On a NVIDIA GTX 660 (2GB) (paired with a balanced AMD Ryzen 3 3300X-class CPU), League of Legends runs at roughly 60 FPS at 1080p with our optimized settings — up from about 53FPS with everything maxed. Here's the configuration and what each setting costs.
The NVIDIA GTX 660 (2GB) is a entry-level graphics card with 2GB of VRAM, and League of Legends is a lightweight, high-frame-rate esports title. Paired with the AMD Ryzen 3 3300X, it runs well at 1080p — about 60 FPSwith FrameCoach's optimized settings.
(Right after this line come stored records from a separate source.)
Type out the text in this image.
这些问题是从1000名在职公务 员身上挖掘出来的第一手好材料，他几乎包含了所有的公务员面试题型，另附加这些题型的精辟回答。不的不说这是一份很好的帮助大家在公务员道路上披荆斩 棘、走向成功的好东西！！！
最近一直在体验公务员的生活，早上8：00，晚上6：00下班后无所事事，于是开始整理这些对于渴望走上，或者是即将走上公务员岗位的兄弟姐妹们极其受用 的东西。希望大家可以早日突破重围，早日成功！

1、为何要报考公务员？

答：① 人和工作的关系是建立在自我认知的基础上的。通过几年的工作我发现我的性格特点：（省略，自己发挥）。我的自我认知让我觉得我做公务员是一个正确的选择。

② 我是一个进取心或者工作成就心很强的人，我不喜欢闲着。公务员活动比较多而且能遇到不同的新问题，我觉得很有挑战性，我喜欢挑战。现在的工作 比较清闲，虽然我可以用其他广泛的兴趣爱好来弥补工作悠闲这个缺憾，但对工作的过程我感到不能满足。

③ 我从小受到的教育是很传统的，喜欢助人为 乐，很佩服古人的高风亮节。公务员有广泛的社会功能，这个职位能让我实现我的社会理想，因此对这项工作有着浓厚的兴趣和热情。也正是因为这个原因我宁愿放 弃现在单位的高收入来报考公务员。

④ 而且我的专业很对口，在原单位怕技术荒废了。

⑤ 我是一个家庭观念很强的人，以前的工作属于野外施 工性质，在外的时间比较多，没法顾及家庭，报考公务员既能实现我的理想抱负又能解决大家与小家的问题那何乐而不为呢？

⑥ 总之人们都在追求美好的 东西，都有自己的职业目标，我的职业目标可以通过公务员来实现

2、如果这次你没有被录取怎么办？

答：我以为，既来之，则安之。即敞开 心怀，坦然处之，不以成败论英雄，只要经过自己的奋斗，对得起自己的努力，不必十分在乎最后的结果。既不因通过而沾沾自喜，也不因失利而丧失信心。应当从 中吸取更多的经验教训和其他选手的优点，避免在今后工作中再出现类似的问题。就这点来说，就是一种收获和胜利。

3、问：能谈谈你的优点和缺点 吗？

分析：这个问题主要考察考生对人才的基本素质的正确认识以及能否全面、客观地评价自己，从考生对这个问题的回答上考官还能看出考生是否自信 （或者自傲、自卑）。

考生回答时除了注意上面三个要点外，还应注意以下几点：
That already clears a smooth frame rate on High, so our tuning keeps the visuals as high as possible instead of chasing extra frames.
Across resolutions you can expect around 60 FPS at 1080p and 37 FPS at 1440p, dropping to roughly 21 FPS at 4K. League of Legends doesn't use upscaling, so the gains come from trimming the heaviest settings below.
| Resolution | All-High FPS | Optimized FPS |
|---|---|---|
| 1080p | 53 | 60 |
| 1440p | 32 | 37 |
| 4K | 18 | 21 |
⚡ Fine-tune this for your exact CPU & target FPS →
With FrameCoach's optimized balanced settings, the NVIDIA GTX 660 (2GB) averages around 60 FPS at 1080p in League of Legends — up from about 53 FPS with everything on High.
At 1440p with optimized settings, the NVIDIA GTX 660 (2GB) averages roughly 37 FPS in League of Legends; turn on upscaling or aim for a locked 60 for the best feel.
Use a balanced preset, keep ray tracing off for maximum FPS, and ease the heaviest options like Shadow Quality and Character Quality down a notch. The full per-setting breakdown is above.
FPS figures are estimates from a generalized model (hardware tier × game load × per-setting weights), not live benchmarks — real performance varies by scene, drivers and game version.